Après le poisson, Amadou Diallo se lance dans la vente de produits horticoles. L’idée lui est venue de la France. C’était en 1974. Un jour, séjournant dans ce pays, il a assisté au débarquement, à l’aéroport, d’une cargaison de haricots. Quand il s’est renseigné, on lui a dit que c’était une denrée très prisée et très chère. Il s’est dit : “» alors, pourquoi ne pas se lancer dans cette filière?? Pourquoi ne pas cultiver le haricot et le vendre à prix d’or. C’est à son retour au Sénégal qu’il a créé, avec un Européen, une société d’exploitation horticole. Il s’est mis ensuite, à faire de la culture maraichère pour l’exportation. C’est comme cela qu’il avait ses trois activités qu’il menait parallèlement », raconte son fils.

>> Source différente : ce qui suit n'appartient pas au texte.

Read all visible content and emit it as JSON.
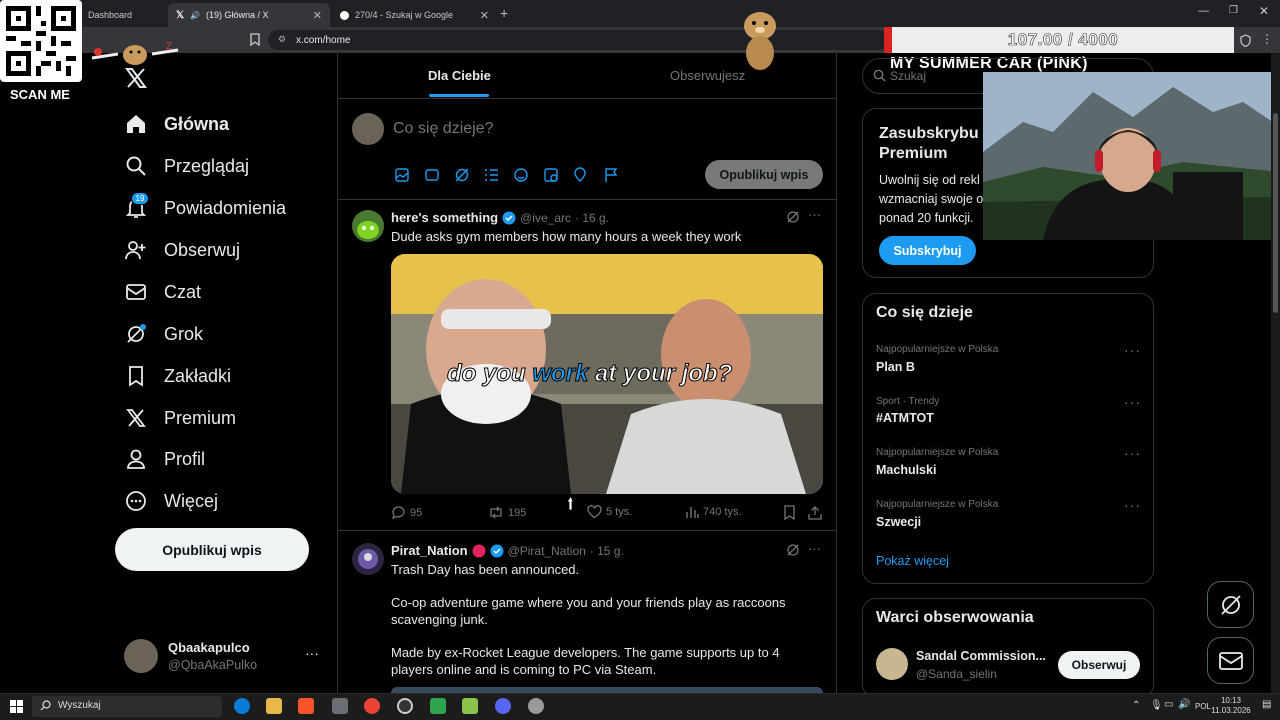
{
  "browser": {
    "tabs": [
      {
        "label": "Dashboard"
      },
      {
        "label": "(19) Główna / X"
      },
      {
        "label": "270/4 - Szukaj w Google"
      }
    ],
    "url": "x.com/home"
  },
  "overlay": {
    "qr_caption": "SCAN ME",
    "counter": "107.00 / 4000",
    "subtitle": "MY SUMMER CAR (PINK)"
  },
  "nav": {
    "items": [
      {
        "label": "Główna",
        "icon": "home-icon"
      },
      {
        "label": "Przeglądaj",
        "icon": "search-icon"
      },
      {
        "label": "Powiadomienia",
        "icon": "bell-icon"
      },
      {
        "label": "Obserwuj",
        "icon": "follow-icon"
      },
      {
        "label": "Czat",
        "icon": "mail-icon"
      },
      {
        "label": "Grok",
        "icon": "grok-icon"
      },
      {
        "label": "Zakładki",
        "icon": "bookmark-icon"
      },
      {
        "label": "Premium",
        "icon": "x-logo-icon"
      },
      {
        "label": "Profil",
        "icon": "profile-icon"
      },
      {
        "label": "Więcej",
        "icon": "more-circle-icon"
      }
    ],
    "notifications_badge": "19",
    "post_button": "Opublikuj wpis",
    "account": {
      "name": "Qbaakapulco",
      "handle": "@QbaAkaPulko"
    }
  },
  "feed": {
    "tabs": [
      "Dla Ciebie",
      "Obserwujesz"
    ],
    "composer": {
      "placeholder": "Co się dzieje?",
      "post_button": "Opublikuj wpis"
    },
    "tweets": [
      {
        "name": "here's something",
        "handle": "@ive_arc",
        "time": "· 16 g.",
        "text": "Dude asks gym members how many hours a week they work",
        "media_caption_a": "do you ",
        "media_caption_b": "work",
        "media_caption_c": " at your job?",
        "replies": "95",
        "reposts": "195",
        "likes": "5 tys.",
        "views": "740 tys."
      },
      {
        "name": "Pirat_Nation",
        "handle": "@Pirat_Nation",
        "time": "· 15 g.",
        "p1": "Trash Day has been announced.",
        "p2": "Co-op adventure game where you and your friends play as raccoons scavenging junk.",
        "p3": "Made by ex-Rocket League developers. The game supports up to 4 players online and is coming to PC via Steam."
      }
    ]
  },
  "right": {
    "search_placeholder": "Szukaj",
    "premium": {
      "title_line1": "Zasubskrybu",
      "title_line2": "Premium",
      "body_line1": "Uwolnij się od rekl",
      "body_line2": "wzmacniaj swoje o",
      "body_line3": "ponad 20 funkcji.",
      "button": "Subskrybuj"
    },
    "trends": {
      "title": "Co się dzieje",
      "items": [
        {
          "category": "Najpopularniejsze w Polska",
          "name": "Plan B"
        },
        {
          "category": "Sport · Trendy",
          "name": "#ATMTOT"
        },
        {
          "category": "Najpopularniejsze w Polska",
          "name": "Machulski"
        },
        {
          "category": "Najpopularniejsze w Polska",
          "name": "Szwecji"
        }
      ],
      "show_more": "Pokaż więcej"
    },
    "who_to_follow": {
      "title": "Warci obserwowania",
      "items": [
        {
          "name": "Sandal Commission...",
          "handle": "@Sanda_sielin",
          "button": "Obserwuj"
        }
      ]
    }
  },
  "taskbar": {
    "search": "Wyszukaj",
    "lang": "POL",
    "time": "10:13",
    "date": "11.03.2026"
  },
  "colors": {
    "accent": "#1d9bf0",
    "background": "#000000",
    "border": "#2f3336",
    "muted": "#71767b"
  }
}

Inhumé dans une mosquée dont il a financé la construction ‘Rien qu’au niveau de la pêche, on avait 800 employés qui y travaillaient. Pour les oiseaux, il y avait même plus, parce que dans toutes les régions, il avait créé des voilières. Au moins, il avait 700 oiseliers attitrés qui travaillaient pour lui. Mais, c’est la gestion de sa flotte de bateau qui avait commencé à le ruiner. Mais, cela ne l’a pas obligé à abandonner la pêche. Il pensait que c’était un problème cyclique. Mais, le problème était réel. Le produit s’est raréfié, beaucoup de licences ont été données. Ce n’était donc, plus comme avant. Les bateaux devenaient vieux, l’entretien devenait de plus en plus cher. C’est comme cela qu’on a finalement arrêté la pêche pour continuer avec le commerce des oiseaux et l’horticulture’.

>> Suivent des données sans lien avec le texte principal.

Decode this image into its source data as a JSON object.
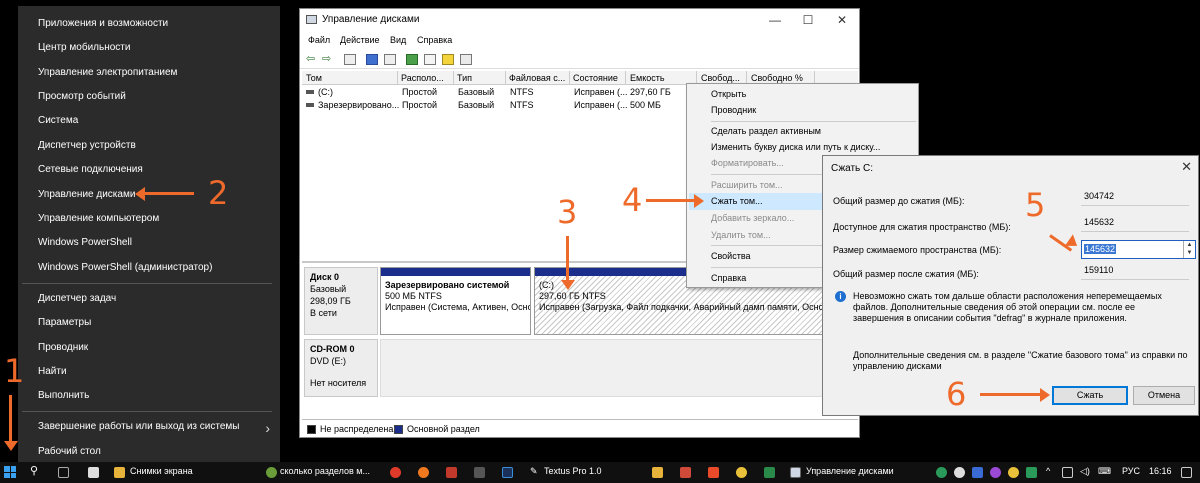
{
  "winx_menu": {
    "items": [
      "Приложения и возможности",
      "Центр мобильности",
      "Управление электропитанием",
      "Просмотр событий",
      "Система",
      "Диспетчер устройств",
      "Сетевые подключения",
      "Управление дисками",
      "Управление компьютером",
      "Windows PowerShell",
      "Windows PowerShell (администратор)",
      "Диспетчер задач",
      "Параметры",
      "Проводник",
      "Найти",
      "Выполнить",
      "Завершение работы или выход из системы",
      "Рабочий стол"
    ]
  },
  "disk_mgmt": {
    "title": "Управление дисками",
    "menu": [
      "Файл",
      "Действие",
      "Вид",
      "Справка"
    ],
    "columns": [
      "Том",
      "Располо...",
      "Тип",
      "Файловая с...",
      "Состояние",
      "Емкость",
      "Свобод...",
      "Свободно %"
    ],
    "volumes": [
      [
        "(C:)",
        "Простой",
        "Базовый",
        "NTFS",
        "Исправен (...",
        "297,60 ГБ"
      ],
      [
        "Зарезервировано...",
        "Простой",
        "Базовый",
        "NTFS",
        "Исправен (...",
        "500 МБ"
      ]
    ],
    "disk0": {
      "name": "Диск 0",
      "type": "Базовый",
      "size": "298,09 ГБ",
      "status": "В сети",
      "part1": {
        "name": "Зарезервировано системой",
        "size": "500 МБ NTFS",
        "status": "Исправен (Система, Активен, Осно"
      },
      "part2": {
        "name": "(C:)",
        "size": "297,60 ГБ NTFS",
        "status": "Исправен (Загрузка, Файл подкачки, Аварийный дамп памяти, Осно"
      }
    },
    "cdrom": {
      "name": "CD-ROM 0",
      "drive": "DVD (E:)",
      "status": "Нет носителя"
    },
    "legend": {
      "unallocated": "Не распределена",
      "primary": "Основной раздел"
    }
  },
  "context_menu": {
    "items": [
      "Открыть",
      "Проводник",
      "Сделать раздел активным",
      "Изменить букву диска или путь к диску...",
      "Форматировать...",
      "Расширить том...",
      "Сжать том...",
      "Добавить зеркало...",
      "Удалить том...",
      "Свойства",
      "Справка"
    ]
  },
  "shrink_dialog": {
    "title": "Сжать C:",
    "label_total_before": "Общий размер до сжатия (МБ):",
    "value_total_before": "304742",
    "label_available": "Доступное для сжатия пространство (МБ):",
    "value_available": "145632",
    "label_shrink_size": "Размер сжимаемого пространства (МБ):",
    "value_shrink_size": "145632",
    "label_total_after": "Общий размер после сжатия (МБ):",
    "value_total_after": "159110",
    "info_text": "Невозможно сжать том дальше области расположения неперемещаемых файлов. Дополнительные сведения об этой операции см. после ее завершения в описании события \"defrag\" в журнале приложения.",
    "more_info": "Дополнительные сведения см. в разделе \"Сжатие базового тома\" из справки по управлению дисками",
    "btn_shrink": "Сжать",
    "btn_cancel": "Отмена"
  },
  "annotations": [
    "1",
    "2",
    "3",
    "4",
    "5",
    "6"
  ],
  "taskbar": {
    "items": [
      "Снимки экрана",
      "сколько разделов м...",
      "Textus Pro 1.0",
      "Управление дисками"
    ],
    "lang": "РУС",
    "time": "16:16"
  },
  "colors": {
    "accent": "#ee6a2a",
    "primary_partition": "#1c2e8c",
    "selection": "#cde8ff"
  }
}
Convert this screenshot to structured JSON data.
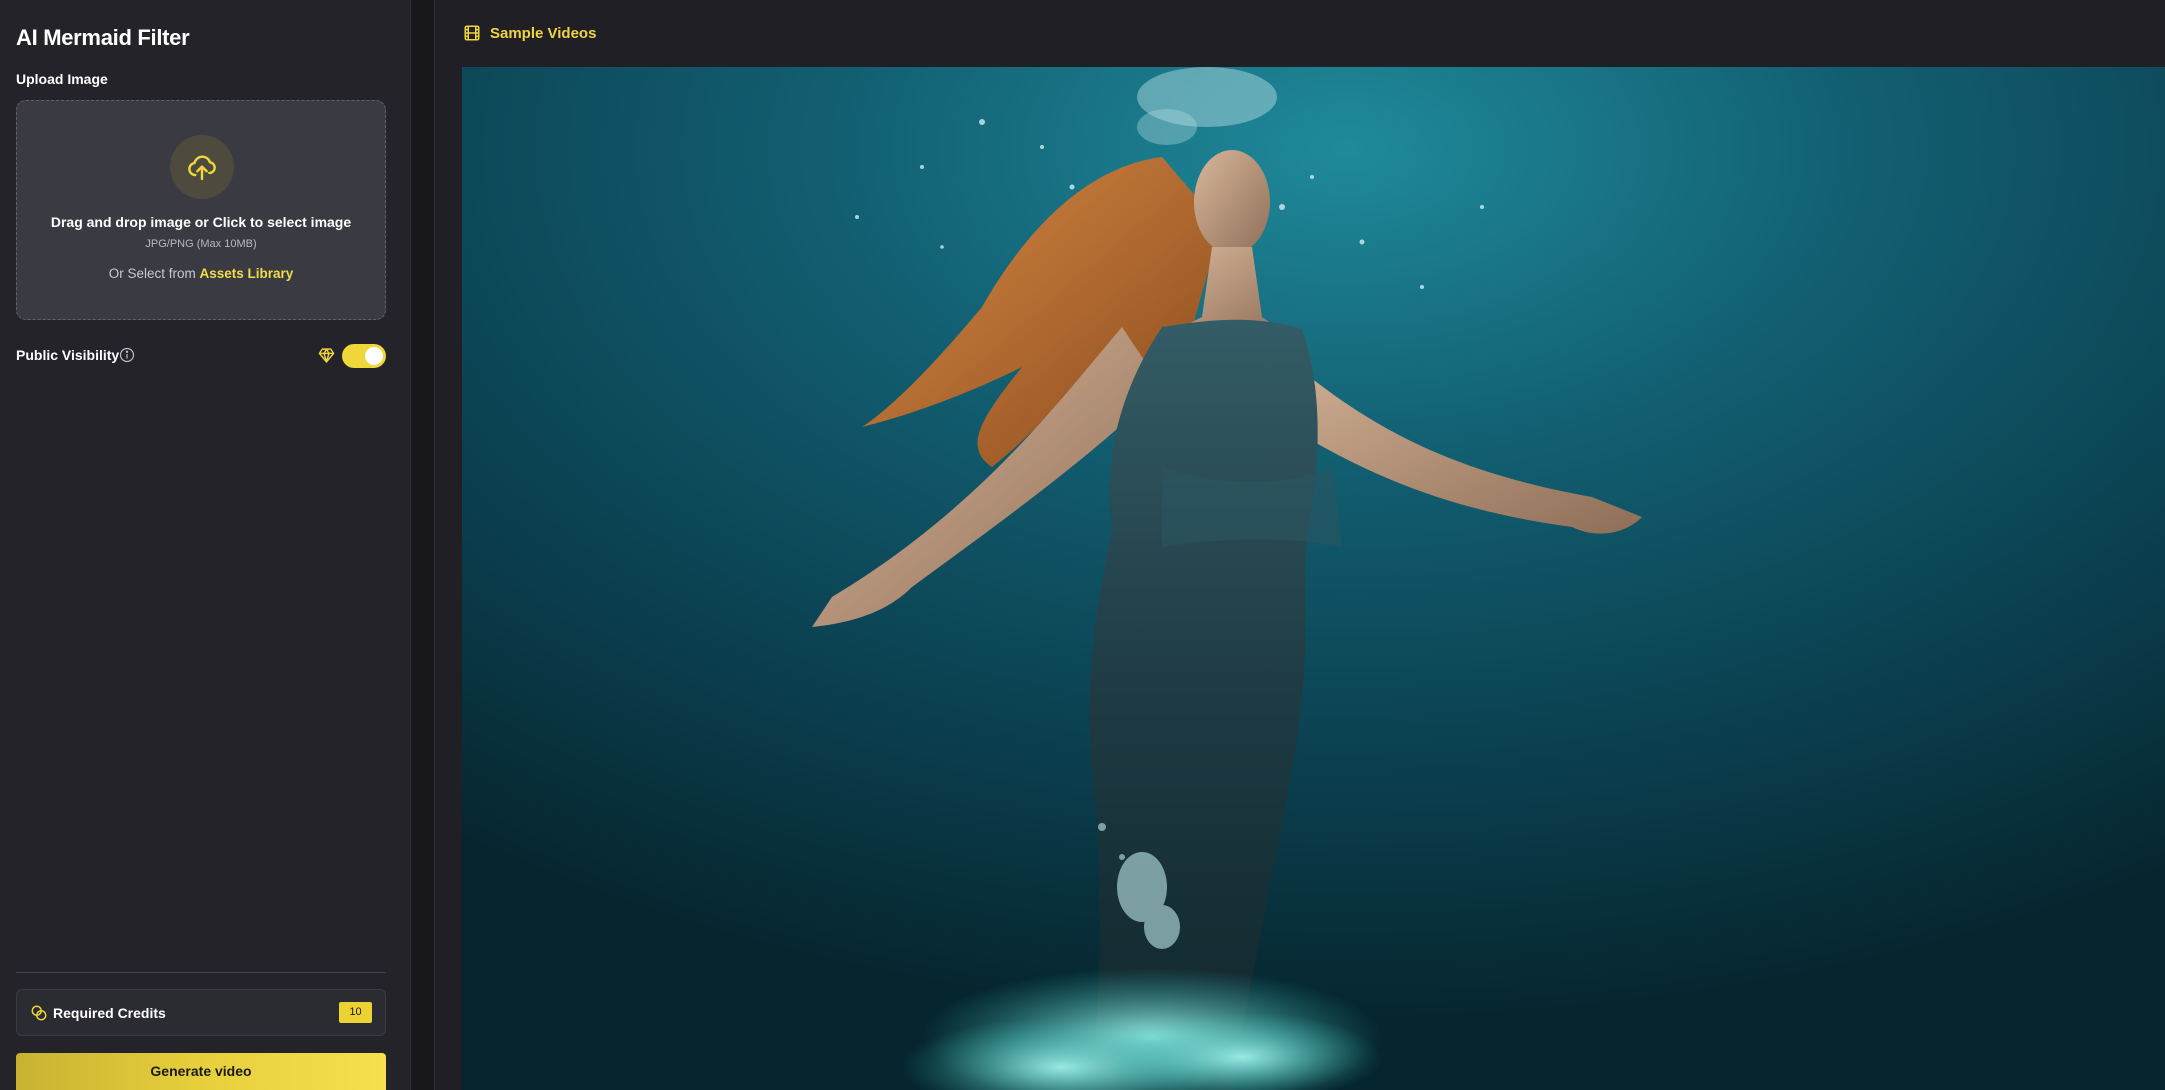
{
  "sidebar": {
    "title": "AI Mermaid Filter",
    "upload_label": "Upload Image",
    "dropzone": {
      "main_text": "Drag and drop image or Click to select image",
      "sub_text": "JPG/PNG (Max 10MB)",
      "alt_prefix": "Or Select from",
      "alt_link": "Assets Library"
    },
    "visibility": {
      "label": "Public Visibility",
      "enabled": true
    },
    "credits": {
      "label": "Required Credits",
      "value": "10"
    },
    "generate_label": "Generate video"
  },
  "main": {
    "header_title": "Sample Videos",
    "video": {
      "description_icon": "mermaid-underwater-video"
    }
  },
  "colors": {
    "accent": "#f0d63e",
    "sidebar_bg": "#232329",
    "main_bg": "#1f1f25",
    "dropzone_bg": "#3a3a43"
  }
}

Après une vie bien remplie, des défis relevés, le vieux Diallo Pithie a quitté ce monde, le 5 mai 1998 à Dakar. Il a été inhumé à Thiaroye Gare, plus exactement à Tally Diallo, dans l’enceinte d’une mosquée dont il a lui-même financé la construction. Il avait 80 ans (1918-1998). Sa famille, elle, garde de lui le souvenir d’un homme de défis, humble, simple et modeste.
C’est après sa disparition que la famille et les proches ont vu sa dimension. Quand, il rentrait de ses activités, vers 22 heures et parfois plus, il trouvait beaucoup de personnes qui l’attendaient devant la maison. Les gens comptaient énormément sur lui. ‘Quelle que soit l’heure, on l’attendait. Il réglait des problèmes d’argent, conjugaux et des charges sociales. Pour lui, rendre service était aussi important que son travail. C’était un sacerdoce pour lui. Il avait horreur du ‘’m’as-tu-vu’’. Il disait : ‘’jamais la politique’’. Pour preuve, confie son fils ‘le président Abdou Diouf avait fait appel à lui pour l’élever au grade de l’Ordre national du Lion, mais il a refusé. Il recommandait à son entourage de ne jamais dormir sur ses lauriers. À ses enfants, il disait toujours ‘’naagû baxuul’’’ (il ne faut jamais dormir sur ses lauriers). Aujourd’hui, deux de ses fils pérennisent son héritage. Et font de la vente des oiseaux, leur gagne-pain.